Just when I thought I had a boss dog in the making, the paradigm shifted the other way.  Raven had been having things his way, except that Smokey refused to be cowed by him.  At some point, however, the others seem to have had about enough of Raven's guff also. On July 11th, there was an amusing incident with Raven entered Smokey's kennel run.  Smokey took exception and blocked his exit for several minutes.  After an intense threat display followed by a brief attack, Smokey finally let him out, but not until Raven's body language said that he'd had enough.  I noted: "His tail was down, head turned to the aggressor, with a side-long look; lots of whites of the eyes showing. So, maybe I don't have a new boss dog yet, after all." And, in September, "…a pretty good little dust-up today. No bloodshed, and Raven, as usual, was in the middle of it. He had been acting pretty macho the whole time. Suddenly…it was Raven on the ground and it looked like every other dog was getting a piece of the action… Raven was scarcely humbled by the event, but I noticed later that he kept a close eye on Smokey and gave him a bit more space."

And so went the summer.

As of January 2003, the pack dynamics seem to have at last stabilized, at least to a degree.  Raven, now nineteen months old, is still intact and bordering on physical maturity. All the dogs play and socialize daily in the exercise yard.  Scuffles still happen at times, but there seems to be more mutual respect in the pack than before. The lines are drawn in the sand but are crossed only occasionally.  Raven is not necessarily the boss dog, but neither is he at the bottom of the hierarchy. This was worked out by him and the other dogs. Interestingly, relations between Raven, Stormy and Smokey are also more cordial of late.

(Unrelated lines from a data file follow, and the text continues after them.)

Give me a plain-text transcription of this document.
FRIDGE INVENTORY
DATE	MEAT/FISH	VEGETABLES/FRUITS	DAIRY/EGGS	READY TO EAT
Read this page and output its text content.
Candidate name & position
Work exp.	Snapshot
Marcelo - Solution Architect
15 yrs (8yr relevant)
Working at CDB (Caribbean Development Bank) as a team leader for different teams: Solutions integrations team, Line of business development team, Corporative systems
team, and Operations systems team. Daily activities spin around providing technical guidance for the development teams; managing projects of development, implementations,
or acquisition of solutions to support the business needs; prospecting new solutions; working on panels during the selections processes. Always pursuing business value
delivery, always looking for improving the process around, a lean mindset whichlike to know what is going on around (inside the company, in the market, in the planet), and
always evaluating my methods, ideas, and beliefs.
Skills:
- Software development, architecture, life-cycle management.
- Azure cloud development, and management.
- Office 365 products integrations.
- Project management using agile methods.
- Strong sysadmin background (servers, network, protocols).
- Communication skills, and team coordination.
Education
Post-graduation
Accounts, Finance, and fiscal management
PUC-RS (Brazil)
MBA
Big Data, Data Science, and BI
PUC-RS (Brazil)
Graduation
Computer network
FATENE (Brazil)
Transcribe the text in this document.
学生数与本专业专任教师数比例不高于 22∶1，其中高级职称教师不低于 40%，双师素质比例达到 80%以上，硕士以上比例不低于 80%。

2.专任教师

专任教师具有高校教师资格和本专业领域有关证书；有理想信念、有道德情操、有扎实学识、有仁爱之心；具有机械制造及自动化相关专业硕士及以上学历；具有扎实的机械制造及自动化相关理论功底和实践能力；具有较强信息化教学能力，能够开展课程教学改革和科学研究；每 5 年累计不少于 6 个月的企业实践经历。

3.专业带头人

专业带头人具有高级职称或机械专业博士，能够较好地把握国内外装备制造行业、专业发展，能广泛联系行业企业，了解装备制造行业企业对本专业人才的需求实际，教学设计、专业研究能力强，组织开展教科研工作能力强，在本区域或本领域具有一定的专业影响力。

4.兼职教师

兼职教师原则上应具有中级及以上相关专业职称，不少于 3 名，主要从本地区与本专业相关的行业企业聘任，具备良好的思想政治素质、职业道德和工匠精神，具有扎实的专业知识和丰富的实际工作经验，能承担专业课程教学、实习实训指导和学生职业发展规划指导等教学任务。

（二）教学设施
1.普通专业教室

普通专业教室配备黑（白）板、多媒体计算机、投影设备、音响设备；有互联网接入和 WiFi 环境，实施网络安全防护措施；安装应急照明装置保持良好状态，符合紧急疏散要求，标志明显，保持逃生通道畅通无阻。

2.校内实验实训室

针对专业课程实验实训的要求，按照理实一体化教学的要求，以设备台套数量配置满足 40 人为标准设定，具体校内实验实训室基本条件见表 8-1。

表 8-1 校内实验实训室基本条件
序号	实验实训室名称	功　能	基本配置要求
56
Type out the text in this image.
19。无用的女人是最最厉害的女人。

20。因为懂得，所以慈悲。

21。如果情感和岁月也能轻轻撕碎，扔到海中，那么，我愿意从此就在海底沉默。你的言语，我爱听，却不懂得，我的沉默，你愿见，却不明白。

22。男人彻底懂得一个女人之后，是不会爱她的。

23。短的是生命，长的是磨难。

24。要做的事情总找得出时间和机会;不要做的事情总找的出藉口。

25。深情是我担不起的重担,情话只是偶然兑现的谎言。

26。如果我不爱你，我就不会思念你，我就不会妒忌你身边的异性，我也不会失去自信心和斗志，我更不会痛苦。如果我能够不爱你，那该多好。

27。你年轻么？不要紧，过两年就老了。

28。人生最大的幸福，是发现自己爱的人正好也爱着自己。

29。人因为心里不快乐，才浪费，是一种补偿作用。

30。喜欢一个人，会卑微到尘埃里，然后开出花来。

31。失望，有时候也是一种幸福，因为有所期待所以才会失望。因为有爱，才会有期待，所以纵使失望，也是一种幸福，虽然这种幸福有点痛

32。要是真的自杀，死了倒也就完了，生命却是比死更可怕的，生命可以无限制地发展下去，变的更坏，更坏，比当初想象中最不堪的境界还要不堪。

This past fall, Raven started working next to Bering, whose talents as Raven's uncle extend to the team as well.  (All the younger dogs started out their careers next to Bering, who is a steady, reliable worker and very tolerant of puppy goof-ups in harness.)  All indications are that Raven will be a superior working dog.  Hopefully the noise, teeth, scuffles and bruised egos - the dogs' and mine - have prepared Raven to become a part of our team and to transition from puppy to working Inuit Sled Dog.  I think the bottom line with Raven is this: He is a handful and always will be, certainly more than I first expected. But that's good. I have never had a dog quite like him. He has taught me a tremendous amount about dog handling and dog psychology that I would never have learned otherwise.  I'm glad he's here.